Hennadiy Moskal: La contrebande, c’est un phénomène qui peut s’effondrer comme un jeu de dominos, très simplement. Dans la région, il y a des milliers de gens qui sont au chômage, alors ils font de la contrebande. Et à l’autre bout de la chaîne, il y a la France, l’Allemagne, l’Espagne, l’Italie, l’Angleterre… Ce sont ces pays qui sont en demande de notre contrebande et qui créent le marché. La mafia, elle est chez vous, en Europe! 

Que ce soit l’Europe ou les mafias locales qui soient mise en cause, la Transcarpatie est bel et bien dépendante de la contrebande. Mais selon l’expert Pavlo Homonaj, ces trafics et l’argent facile qui en découlent sont en fait un piège pour l’économie.

Pavlo Homonaj: Il y a quelques usines ici. Mais leur problème principal, c’est qu’elles manquent d’ouvriers! Parce que les gens sont impliqués dans la contrebande. C’est un véritable parasite. Une économie basée sur ce parasite de la contrebande, ce n’est pas une vraie économie!
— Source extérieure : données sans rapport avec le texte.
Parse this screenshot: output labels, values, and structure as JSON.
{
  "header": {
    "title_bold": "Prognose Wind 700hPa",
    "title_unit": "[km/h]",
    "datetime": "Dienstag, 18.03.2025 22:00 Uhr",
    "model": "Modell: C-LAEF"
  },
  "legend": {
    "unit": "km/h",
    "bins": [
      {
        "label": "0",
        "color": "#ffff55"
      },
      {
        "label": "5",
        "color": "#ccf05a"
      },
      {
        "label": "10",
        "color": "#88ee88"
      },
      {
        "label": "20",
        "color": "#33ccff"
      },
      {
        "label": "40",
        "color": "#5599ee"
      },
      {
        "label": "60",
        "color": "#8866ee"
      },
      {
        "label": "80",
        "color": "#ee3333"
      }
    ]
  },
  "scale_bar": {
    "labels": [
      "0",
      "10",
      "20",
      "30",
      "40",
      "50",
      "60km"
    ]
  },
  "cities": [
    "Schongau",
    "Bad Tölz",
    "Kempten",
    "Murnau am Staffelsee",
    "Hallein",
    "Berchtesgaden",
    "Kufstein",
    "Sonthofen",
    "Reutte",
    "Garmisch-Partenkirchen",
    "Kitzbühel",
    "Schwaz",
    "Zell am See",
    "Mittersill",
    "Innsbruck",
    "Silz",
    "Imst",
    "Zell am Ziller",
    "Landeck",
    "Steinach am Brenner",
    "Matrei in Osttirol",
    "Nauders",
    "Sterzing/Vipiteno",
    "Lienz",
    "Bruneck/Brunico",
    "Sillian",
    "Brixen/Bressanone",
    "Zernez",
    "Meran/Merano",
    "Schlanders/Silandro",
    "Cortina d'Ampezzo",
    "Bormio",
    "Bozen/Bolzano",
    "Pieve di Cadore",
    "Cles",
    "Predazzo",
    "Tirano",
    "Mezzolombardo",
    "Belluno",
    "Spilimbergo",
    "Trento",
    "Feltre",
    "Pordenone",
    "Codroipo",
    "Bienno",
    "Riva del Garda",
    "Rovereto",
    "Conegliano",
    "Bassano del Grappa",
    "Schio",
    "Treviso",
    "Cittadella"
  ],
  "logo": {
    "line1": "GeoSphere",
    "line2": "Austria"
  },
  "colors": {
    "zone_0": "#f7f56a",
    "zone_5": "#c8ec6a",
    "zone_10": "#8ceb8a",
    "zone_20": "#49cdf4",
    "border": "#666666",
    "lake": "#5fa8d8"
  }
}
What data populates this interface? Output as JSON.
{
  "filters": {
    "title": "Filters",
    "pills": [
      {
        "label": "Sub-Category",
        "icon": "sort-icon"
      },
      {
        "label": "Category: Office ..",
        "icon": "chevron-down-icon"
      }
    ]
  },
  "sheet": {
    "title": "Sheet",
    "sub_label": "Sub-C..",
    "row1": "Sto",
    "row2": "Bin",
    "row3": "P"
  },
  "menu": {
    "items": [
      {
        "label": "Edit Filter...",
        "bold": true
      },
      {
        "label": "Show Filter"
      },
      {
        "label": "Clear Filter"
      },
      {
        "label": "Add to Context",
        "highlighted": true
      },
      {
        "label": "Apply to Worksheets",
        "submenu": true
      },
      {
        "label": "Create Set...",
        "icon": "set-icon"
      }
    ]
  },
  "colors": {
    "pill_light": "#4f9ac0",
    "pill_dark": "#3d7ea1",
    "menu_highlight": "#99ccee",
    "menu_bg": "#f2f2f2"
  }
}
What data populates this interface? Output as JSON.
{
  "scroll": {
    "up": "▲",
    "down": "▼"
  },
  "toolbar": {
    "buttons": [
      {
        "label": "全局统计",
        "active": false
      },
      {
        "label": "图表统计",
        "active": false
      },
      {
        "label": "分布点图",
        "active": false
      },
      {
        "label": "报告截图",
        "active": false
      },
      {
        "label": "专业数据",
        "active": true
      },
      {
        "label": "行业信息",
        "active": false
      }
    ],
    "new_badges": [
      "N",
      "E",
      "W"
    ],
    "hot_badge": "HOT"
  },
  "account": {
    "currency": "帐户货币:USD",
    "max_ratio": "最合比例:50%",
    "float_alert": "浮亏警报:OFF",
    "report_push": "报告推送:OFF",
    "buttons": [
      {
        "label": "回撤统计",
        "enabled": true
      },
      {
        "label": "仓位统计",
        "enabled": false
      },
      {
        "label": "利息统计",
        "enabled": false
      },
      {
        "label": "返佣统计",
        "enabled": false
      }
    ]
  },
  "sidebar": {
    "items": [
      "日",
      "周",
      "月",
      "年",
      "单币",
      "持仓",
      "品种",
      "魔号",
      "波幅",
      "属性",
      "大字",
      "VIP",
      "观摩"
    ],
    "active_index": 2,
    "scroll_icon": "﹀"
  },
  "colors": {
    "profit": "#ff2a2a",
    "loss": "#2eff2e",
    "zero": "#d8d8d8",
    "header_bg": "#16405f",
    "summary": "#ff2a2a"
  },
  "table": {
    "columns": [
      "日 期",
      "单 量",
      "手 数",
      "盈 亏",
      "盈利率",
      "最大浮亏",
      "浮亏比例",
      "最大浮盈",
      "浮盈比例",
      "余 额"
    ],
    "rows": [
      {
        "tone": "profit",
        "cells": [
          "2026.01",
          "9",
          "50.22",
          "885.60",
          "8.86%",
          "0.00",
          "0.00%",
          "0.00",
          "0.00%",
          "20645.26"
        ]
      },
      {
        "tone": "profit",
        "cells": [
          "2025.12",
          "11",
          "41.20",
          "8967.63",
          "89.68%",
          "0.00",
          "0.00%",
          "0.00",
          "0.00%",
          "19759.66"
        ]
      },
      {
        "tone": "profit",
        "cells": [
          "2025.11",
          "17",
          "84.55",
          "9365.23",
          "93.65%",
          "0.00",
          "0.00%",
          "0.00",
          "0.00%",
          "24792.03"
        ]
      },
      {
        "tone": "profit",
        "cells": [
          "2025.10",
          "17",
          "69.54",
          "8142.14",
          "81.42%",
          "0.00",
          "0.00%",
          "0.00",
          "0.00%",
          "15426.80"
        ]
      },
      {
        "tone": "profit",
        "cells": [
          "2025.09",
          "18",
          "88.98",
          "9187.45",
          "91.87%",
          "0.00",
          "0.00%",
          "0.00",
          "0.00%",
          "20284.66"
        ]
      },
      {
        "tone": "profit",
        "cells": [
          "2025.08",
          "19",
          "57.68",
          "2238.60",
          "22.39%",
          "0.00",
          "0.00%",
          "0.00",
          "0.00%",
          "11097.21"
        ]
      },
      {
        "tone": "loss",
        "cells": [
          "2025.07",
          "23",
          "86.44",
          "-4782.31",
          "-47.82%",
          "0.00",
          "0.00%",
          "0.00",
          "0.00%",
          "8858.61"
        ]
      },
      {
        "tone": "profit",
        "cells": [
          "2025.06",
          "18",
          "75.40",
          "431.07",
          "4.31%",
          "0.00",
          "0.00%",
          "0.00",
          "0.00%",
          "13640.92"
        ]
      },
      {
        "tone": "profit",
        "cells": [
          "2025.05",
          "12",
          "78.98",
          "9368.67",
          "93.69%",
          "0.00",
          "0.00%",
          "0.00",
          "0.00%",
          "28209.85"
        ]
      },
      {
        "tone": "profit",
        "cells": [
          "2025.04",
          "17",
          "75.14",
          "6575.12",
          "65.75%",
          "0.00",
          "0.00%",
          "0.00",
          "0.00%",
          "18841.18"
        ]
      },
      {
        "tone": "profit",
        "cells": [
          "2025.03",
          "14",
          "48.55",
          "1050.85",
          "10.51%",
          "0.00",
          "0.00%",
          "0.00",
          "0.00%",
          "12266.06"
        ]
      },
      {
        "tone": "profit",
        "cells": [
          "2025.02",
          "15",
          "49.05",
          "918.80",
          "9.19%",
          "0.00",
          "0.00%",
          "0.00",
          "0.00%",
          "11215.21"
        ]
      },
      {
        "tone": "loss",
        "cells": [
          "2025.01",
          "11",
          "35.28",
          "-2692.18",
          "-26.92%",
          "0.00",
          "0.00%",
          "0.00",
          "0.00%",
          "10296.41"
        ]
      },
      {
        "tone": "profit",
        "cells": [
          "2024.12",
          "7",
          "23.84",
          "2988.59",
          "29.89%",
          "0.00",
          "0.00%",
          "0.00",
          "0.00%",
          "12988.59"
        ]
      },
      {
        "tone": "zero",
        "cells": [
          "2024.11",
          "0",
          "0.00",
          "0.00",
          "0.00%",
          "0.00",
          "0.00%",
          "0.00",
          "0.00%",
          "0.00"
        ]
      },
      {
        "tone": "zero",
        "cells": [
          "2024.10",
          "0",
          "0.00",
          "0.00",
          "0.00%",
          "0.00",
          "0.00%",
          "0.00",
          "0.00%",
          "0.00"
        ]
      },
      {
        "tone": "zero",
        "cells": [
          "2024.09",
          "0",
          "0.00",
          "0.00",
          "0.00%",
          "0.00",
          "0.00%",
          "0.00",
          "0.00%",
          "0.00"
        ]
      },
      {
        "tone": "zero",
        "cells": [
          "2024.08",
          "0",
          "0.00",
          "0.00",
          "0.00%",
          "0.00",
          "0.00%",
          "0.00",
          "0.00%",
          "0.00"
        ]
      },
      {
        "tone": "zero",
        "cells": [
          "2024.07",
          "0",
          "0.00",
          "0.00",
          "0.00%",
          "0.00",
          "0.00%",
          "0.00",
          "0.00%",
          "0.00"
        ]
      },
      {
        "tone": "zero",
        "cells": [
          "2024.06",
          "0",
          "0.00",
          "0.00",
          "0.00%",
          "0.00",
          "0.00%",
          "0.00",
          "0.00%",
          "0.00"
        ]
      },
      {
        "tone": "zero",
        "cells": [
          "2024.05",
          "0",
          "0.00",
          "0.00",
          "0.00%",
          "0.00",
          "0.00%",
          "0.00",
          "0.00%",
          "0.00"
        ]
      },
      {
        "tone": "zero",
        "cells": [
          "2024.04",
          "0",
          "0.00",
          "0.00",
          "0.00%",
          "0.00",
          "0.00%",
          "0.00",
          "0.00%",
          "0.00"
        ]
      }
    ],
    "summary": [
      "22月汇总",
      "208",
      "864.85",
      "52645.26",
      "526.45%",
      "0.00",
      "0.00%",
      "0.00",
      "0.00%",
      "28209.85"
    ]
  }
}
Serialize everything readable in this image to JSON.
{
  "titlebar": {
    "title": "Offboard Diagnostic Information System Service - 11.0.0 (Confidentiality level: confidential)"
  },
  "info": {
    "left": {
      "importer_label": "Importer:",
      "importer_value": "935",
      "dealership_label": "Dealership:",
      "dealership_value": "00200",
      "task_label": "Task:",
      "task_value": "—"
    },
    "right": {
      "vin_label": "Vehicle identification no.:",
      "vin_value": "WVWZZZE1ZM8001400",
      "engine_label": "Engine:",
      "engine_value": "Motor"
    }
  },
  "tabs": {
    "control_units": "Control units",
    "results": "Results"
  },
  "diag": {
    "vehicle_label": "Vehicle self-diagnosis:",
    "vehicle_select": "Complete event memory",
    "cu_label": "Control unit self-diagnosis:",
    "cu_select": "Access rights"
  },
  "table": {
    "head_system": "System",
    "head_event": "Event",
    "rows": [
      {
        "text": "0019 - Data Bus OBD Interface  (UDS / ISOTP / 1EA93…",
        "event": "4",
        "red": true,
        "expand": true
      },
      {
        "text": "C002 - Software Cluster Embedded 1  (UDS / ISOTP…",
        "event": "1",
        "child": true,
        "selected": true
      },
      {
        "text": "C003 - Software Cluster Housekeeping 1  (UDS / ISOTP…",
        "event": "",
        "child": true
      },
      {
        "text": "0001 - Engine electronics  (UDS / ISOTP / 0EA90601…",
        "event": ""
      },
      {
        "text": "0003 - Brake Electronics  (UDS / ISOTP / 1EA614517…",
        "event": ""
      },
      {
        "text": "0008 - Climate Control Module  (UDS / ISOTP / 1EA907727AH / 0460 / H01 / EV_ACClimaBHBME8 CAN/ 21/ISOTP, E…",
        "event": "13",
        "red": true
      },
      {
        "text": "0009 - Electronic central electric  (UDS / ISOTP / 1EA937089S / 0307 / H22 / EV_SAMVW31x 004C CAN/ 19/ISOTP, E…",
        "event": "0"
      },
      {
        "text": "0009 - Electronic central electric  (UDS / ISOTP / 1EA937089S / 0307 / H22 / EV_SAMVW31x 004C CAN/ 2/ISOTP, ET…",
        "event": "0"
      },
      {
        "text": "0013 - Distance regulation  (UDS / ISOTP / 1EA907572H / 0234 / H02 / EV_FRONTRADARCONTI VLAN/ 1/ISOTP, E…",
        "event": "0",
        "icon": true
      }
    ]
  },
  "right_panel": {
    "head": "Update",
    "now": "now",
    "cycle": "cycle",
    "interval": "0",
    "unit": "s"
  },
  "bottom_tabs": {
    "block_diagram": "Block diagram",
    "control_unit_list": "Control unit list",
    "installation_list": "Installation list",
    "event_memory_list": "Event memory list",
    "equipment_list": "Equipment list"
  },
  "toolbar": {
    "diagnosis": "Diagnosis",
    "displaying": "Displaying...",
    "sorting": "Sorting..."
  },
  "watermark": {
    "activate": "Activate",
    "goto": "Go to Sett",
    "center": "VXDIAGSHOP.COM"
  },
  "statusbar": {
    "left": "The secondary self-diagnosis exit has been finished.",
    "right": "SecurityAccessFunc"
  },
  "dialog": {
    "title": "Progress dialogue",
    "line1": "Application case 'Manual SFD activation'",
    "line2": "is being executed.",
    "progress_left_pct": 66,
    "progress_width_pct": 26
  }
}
Les gens ne veulent pas faire de réels investissements productifs. Ils veulent légaliser leurs revenus de la propagande, en ouvrant des cafés, ou en établissant des petits commerces sans ambitions.

Aux portes de l’Europe, la Transcarpatie est véritablement un avant-poste d’une contrebande qui touche tout le système, où tout le monde est complice. L’élan réformateur issu de la révolution de la Dignité en 2013 se heurte donc ici à un obstacle très humain: pour Kiev, il faut avant tout convaincre les populations locales qu’elles ont un intérêt au changement.